11 comments sorted by best / new / date

    steven seagull
    playing the "relative minor" - one of the most commonly peddled pieces of duff information in guitar circles. It's symptomatic of people getting too wrapped up in the physical and technical aspects of playing the guitar instead of actually listening to what they're doing It was guff 30 years ago when someone first introduced me to the concept, and it's still guff now. Sadly if people say something with enough authority and confidence then it can be easy to convince others that it's correct.
    If the major scale and its relative minor share the same notes, what's the advantage of playing the relative minor instead of the major scale? Don't say "you can use the minor shapes" or "it creates a minor sound". The shapes were available before (same notes) and the sound has not changed (same notes).
    Well apart from runs and fills that you might be more comfortable with in the minor pentatonic shape (I know I am lol), there's other minor options. Only the natural minor scale (aka Aeolian mode) will have the exact same notes as the major scale. The harmonic minor is used pretty often and is just the natural minor with a raised seventh, which can create different tensions and voicings. The melodic minor raises the sixth and the seventh when the scale is ascending, and makes them natural when it's descending so you have a lot of leeway with different tones there.

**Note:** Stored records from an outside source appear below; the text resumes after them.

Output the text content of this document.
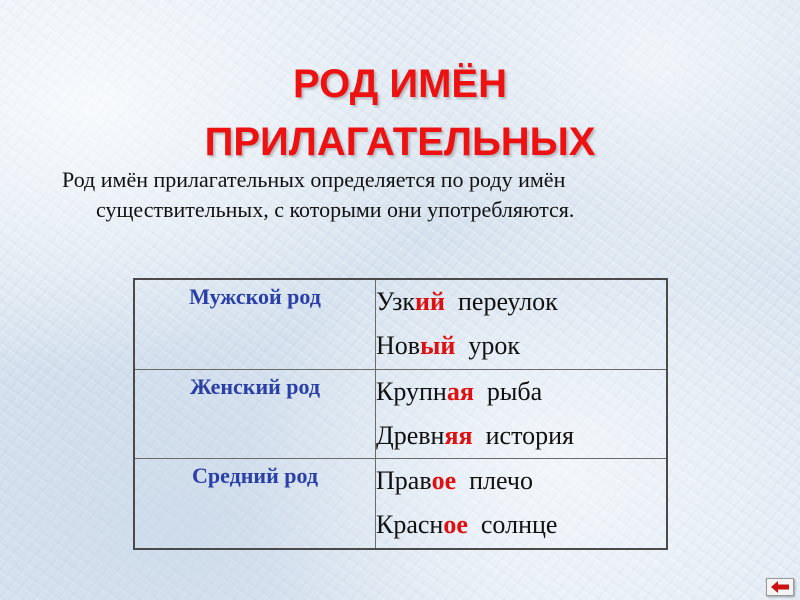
РОД ИМЁН
ПРИЛАГАТЕЛЬНЫХ
Род имён прилагательных определяется по роду имён
существительных, с которыми они употребляются.
Мужской род	Узкий переулок
Новый урок

Женский род	Крупная рыба
Древняя история

Средний род	Правое плечо
Красное солнце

    The relative "minor pentatonic shape" was always available, it's the same notes. That's cool if you find it easier to play with that shape but there was nothing stopping you before. As for your other suggestions about employing accidentals, this is a way to create a different sound, however in a major key you should think about the accidentals in relation to the major scale as this is how they function and will be heard. So for your examples: Playing the relative minor with a raised 7th = Major scale with a b6. Playing the relative minor with a raised 6th = Major scale with a b5 Using accidentals isn't playing the relative minor though, as you pointed out they are not relative.

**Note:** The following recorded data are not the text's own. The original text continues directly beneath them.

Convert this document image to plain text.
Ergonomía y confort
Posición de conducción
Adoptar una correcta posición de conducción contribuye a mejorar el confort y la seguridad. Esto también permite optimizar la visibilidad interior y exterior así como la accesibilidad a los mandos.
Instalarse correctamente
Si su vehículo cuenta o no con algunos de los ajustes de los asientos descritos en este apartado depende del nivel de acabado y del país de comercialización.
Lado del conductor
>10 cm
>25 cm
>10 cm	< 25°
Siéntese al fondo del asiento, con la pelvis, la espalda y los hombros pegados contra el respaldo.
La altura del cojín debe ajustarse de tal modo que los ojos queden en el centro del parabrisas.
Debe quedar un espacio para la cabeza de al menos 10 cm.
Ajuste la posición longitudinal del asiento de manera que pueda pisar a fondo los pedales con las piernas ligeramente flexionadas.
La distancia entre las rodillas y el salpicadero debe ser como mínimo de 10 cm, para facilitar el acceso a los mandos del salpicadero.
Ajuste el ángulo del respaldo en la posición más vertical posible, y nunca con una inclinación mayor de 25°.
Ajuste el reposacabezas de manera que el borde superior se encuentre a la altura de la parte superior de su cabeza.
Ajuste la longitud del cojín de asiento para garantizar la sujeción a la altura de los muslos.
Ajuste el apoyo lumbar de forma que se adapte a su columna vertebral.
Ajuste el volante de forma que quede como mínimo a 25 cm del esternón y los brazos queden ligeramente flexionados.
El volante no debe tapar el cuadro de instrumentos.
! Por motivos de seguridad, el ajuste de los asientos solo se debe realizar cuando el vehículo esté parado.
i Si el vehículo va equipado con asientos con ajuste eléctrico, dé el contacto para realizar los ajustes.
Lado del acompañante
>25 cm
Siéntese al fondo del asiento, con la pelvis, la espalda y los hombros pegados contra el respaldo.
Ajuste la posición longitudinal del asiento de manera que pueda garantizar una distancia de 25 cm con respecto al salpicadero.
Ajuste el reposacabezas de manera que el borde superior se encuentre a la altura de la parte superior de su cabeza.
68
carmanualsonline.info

    In the video he plays the G# minor pentatonic scale over the chords which are in the key of B major. The important connection to make here is that the G# minor pentatonic and the B major pentatonic are the EXACT SAME SCALE! If you map out those two scales on the fretboard, they have all the same shapes and all the same notes. If you look at the shapes of the major and minor pentatonic, you will realize that they are the same. So it would be more correct to say that he is playing a B major pentatonic scale in the video. He only calls it a G# minor pentatonic because his students are more comfortable thinking of those same shapes as a minor pentatonic. The scale in the video does NOT have a minor sound because it is actually a major scale. And you don't use the minor shapes, you use the major shapes! This same concept is seen in all 7 modes. C Ionian = D Dorian = E Phrygian = F Lydian = G Mixolydian = A Aeolian = B Locrian. All 7 of these scales are identical in every way. The only distinction between them is in their theoretical application. If you were playing in the key of C major, you would play a C Ionian, not a G mixolydian, even though they are identical. I hope that wasn't too confusing...
    If this post is addressed at me, I agree that using these scales in the ways described above is redundant. However there are more valid ways available of using both the modes and minor scales that are not described in your post or the video.
    What does the m next to your username mean? Perhaps you already have an understanding of the idea. From your question I assumed you were confused.